Крам подержал горбушку, пожал плечом, сунул её обратно за пазуху и ушёл к своему станку, больше не оглядываясь. Тит решил, что он дурак: отдающий хлеб даром обкрадывает себя и пропадёт. Крам пропадёт. Жалеть его наперёд значило делать то же самое — размякать.

Под вечер Тит сидел на краю сушильного настила, свесив ноги к воде, лицом к плотам Зыби. В чёрной воде плыли отражения верхних огней — в Досмаре жгли газ и сало, окна горели жёлтым. Он считал до семи и начинал снова, занимая голову, чтобы не считать голод. Голод счёту не поддавался; он просто стоял и звенел в животе.

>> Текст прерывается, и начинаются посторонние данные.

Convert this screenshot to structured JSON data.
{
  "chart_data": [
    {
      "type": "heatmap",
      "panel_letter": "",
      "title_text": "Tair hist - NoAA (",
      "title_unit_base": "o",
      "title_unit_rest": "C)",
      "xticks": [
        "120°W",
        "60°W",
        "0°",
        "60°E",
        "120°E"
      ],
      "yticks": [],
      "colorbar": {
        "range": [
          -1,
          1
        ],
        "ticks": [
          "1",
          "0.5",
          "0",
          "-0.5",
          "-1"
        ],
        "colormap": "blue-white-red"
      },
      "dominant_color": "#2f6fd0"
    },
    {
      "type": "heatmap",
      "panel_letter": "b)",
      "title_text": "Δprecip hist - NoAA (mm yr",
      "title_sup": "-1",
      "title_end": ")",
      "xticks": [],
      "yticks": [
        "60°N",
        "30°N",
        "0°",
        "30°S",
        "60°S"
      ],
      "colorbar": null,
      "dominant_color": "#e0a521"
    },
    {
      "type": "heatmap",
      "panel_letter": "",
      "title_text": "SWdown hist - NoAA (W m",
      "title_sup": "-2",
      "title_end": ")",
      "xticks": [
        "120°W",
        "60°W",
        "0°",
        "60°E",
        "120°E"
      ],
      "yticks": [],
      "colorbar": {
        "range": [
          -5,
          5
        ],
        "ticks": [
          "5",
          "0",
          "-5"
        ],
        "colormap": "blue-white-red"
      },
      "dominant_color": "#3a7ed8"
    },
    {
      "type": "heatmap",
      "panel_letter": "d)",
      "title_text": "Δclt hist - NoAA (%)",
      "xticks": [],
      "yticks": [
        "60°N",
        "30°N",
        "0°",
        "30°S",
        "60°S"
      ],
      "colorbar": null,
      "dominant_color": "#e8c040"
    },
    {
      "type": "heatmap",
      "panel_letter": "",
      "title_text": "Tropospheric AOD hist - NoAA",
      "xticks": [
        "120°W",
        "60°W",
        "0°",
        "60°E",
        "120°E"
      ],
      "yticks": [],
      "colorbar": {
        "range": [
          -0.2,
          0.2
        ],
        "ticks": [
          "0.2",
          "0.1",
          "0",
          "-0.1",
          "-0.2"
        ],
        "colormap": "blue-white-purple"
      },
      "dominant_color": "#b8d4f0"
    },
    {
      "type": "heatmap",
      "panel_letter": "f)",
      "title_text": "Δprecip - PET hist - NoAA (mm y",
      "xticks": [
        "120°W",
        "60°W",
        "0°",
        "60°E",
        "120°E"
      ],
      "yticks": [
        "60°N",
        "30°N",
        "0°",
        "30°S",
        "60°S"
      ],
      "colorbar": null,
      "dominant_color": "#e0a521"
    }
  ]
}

Зыбь подошла так тихо, как ходят по гнилым доскам те, кто знает, какие держат. Под ней не скрипнуло. Тит услышал лишь её короткое старушечье дыхание с хрипотцой над самым плечом. Старуха молча протянула серый плотный ломоть с отрубями и тёмной коркой, на вид не лучше брикета. От кислого теста и печного дыма пустота в животе сжалась. Зыбь не глядела на него, отвернула лицо к воде, словно просто отвела руку в сторону, а в ней случился хлеб.

Просто так не дают: у всякого подношения есть строка, по которой спросят. Тит перебрал, чем может быть должен старухе, чего она захочет взамен. Ничего ей не обещал, ничего прежде не брал. У него были только злость да артельные руки, уже считанные на Жмыха; печати, числа и силы не было. Значит, ей нужно, чтобы он почувствовал долг, размяк, отрастил мякоть, за которую тянут. Сильный не подаёт — сильный отбирает. Ломоть казался ловушкой, а протянувшая его рука — слабой.